Clearly, he was trying to be difficult.

“We’re here all the time, so it’s probably someone who has seen us before,” I said, “so we’ll be like ‘hey, can we grab a booth’ and just saunter by.”

“All right, Mary,” Patrick said. “Since you seem pretty committed to this plan of yours, I guess we’ll just do it your way.”

“A little early in the day to get snippy,” Winter said, and I was grateful she said it and not me. When Patrick was in a mood, frankly, no one wanted to be around him. Winter had once put it thusly: “He’s like some tortured superhero. Emotion Man.”

“We’re going to get in trouble,” Patrick said, and we all turned. “Just stating that for the record.”

“Duly noted,” Dez said, then he turned to me and smiled and said, “Take us to your leader.”

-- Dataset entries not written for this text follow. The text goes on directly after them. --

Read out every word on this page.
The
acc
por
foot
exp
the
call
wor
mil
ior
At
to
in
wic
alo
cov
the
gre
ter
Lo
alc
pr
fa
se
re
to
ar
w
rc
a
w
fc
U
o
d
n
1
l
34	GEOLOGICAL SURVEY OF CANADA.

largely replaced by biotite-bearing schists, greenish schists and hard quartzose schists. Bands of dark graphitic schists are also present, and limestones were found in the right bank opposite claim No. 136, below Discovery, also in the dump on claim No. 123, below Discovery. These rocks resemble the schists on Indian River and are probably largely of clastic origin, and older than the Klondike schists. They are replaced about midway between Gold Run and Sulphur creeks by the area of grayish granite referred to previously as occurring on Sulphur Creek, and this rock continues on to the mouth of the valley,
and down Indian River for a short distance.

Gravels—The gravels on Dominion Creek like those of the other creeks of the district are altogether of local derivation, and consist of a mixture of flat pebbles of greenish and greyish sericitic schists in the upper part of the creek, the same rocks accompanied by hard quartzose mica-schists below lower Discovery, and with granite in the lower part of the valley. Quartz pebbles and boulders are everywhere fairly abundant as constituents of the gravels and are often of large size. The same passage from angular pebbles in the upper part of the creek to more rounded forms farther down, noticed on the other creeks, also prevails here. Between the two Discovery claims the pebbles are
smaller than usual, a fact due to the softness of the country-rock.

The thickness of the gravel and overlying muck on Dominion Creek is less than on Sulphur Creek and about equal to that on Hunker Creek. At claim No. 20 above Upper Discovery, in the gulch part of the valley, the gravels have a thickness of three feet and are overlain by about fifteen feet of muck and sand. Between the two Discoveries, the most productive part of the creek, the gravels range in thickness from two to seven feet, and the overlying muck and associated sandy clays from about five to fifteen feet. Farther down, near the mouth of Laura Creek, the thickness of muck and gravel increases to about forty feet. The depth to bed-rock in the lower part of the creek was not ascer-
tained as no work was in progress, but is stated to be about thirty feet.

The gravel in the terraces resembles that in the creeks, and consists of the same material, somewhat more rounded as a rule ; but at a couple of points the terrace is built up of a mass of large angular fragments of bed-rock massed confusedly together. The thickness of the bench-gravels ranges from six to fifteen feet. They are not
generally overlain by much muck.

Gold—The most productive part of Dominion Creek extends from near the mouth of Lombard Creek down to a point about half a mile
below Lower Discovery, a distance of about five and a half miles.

I headed for the front doors, feeling a tinge of nausea in my gut. Because it was possible we
would
get in trouble, but we weren’t going to win if we were worried about…what, exactly? Losing our diner rights? They couldn’t exactly call the cops and arrest us for trespassing. It was a
diner
. And if we couldn’t do this—something so dumb, really—even at the risk of outing the hunt, well then it was true that we were the lamest scav hunt team ever, which maybe seemed inevitable since we were the good kids, or so everybody always said.

But I wasn’t
that
good. Not if you really knew me. Like if you read my mind. Or looked at my web browser history. Or saw straight into my heart the way Patrick sometimes seemed to.